Click this image to see the sexual assault investigations report.

The time it took to test Sexual Assault Forensic Exams, known as SAFE Kits, also grew while the gun-testing mandate was in place. According to a report on sexual assault investigations that BPD produced as part of its federal consent decree, the median number of days it took for a SAFE kit to be processed nearly doubled, from 112 days in 2019 to 202 days in 2020.

The sexual assault investigations report attributed the slower results to three factors: initial COVID-19 lockdowns, the time required to train two new hires, and “an ongoing mandate for the lab to work on processing handgun violation evidence.”

The gun-testing policy also didn’t work from the prosecution’s standpoint, the 2020 BPD report found.

Only about 6% of handgun cases processed resulted in charges. Of those, less than half resulted in a guilty verdict, according to the report, while the remaining cases were either dismissed or had no clear outcome.

“Over 100 of the 159 cases forwarded and processed for DNA had no clear judicial purpose or outcome,” Jones wrote in the report.

Crime lab management expected that the gun-testing policy would have limited success. The lab had already undertaken a study in 2012 that found forensic testing of firearms did not produce enough results to justify the use of lab resources except in select cases.
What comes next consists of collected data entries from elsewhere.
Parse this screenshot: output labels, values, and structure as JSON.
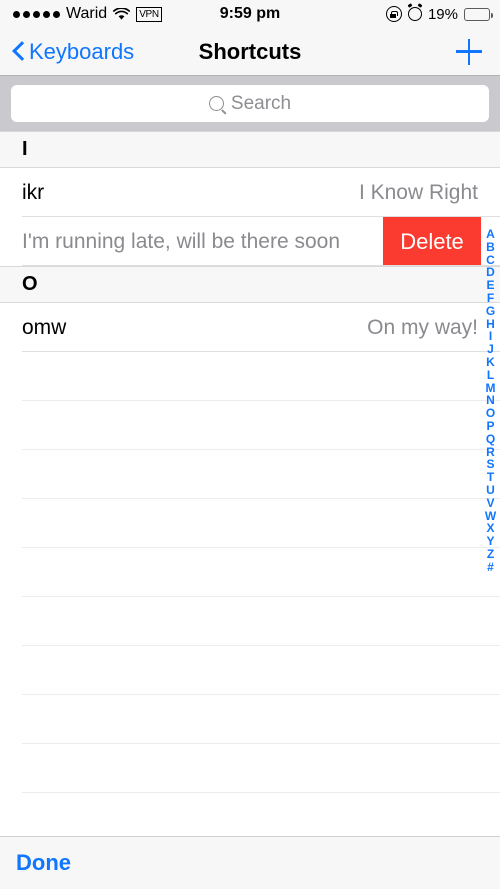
{
  "status_bar": {
    "signal_dots": 5,
    "carrier": "Warid",
    "wifi_icon": "wifi-icon",
    "vpn_label": "VPN",
    "time": "9:59 pm",
    "rotation_lock_icon": "rotation-lock-icon",
    "alarm_icon": "alarm-clock-icon",
    "battery_percent": "19%",
    "battery_level": 19,
    "battery_color": "#f4312b"
  },
  "navbar": {
    "back_label": "Keyboards",
    "back_icon": "chevron-left-icon",
    "title": "Shortcuts",
    "add_icon": "plus-icon",
    "tint_color": "#1076ff"
  },
  "search": {
    "placeholder": "Search",
    "icon": "search-icon",
    "value": ""
  },
  "sections": [
    {
      "header": "I",
      "rows": [
        {
          "shortcut": "ikr",
          "phrase": "I Know Right",
          "swiped": false
        },
        {
          "shortcut": "",
          "phrase": "I'm running late, will be there soon",
          "swiped": true,
          "delete_label": "Delete",
          "delete_color": "#fb3b30"
        }
      ]
    },
    {
      "header": "O",
      "rows": [
        {
          "shortcut": "omw",
          "phrase": "On my way!",
          "swiped": false
        }
      ]
    }
  ],
  "empty_row_count": 9,
  "index_bar": {
    "letters": [
      "A",
      "B",
      "C",
      "D",
      "E",
      "F",
      "G",
      "H",
      "I",
      "J",
      "K",
      "L",
      "M",
      "N",
      "O",
      "P",
      "Q",
      "R",
      "S",
      "T",
      "U",
      "V",
      "W",
      "X",
      "Y",
      "Z",
      "#"
    ],
    "color": "#1076ff"
  },
  "toolbar": {
    "done_label": "Done"
  }
}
That study concluded the lab should take a more “focused and restricted approach to firearms testing” — a recommendation that was overruled when prosecutors requested the gun-testing mandate in 2018.

The 2020 report concluded that the test-all-guns policy should be reversed to give the crime lab more freedom to test other important cases.

“The value of adjusting tactics within the Forensic Biology Unit to re-achieve the frequent testing of carjackings, assaults, robberies and other similar case types should not be underestimated,” Jones wrote in the report.

“Many homicides occurring in the city start as these other case types or are perpetrated by repeat violent offenders who may regularly commit them,” he wrote. “Pushing these cases to the side in favor of testing case types with demonstrably low-value outcomes is counterproductive.”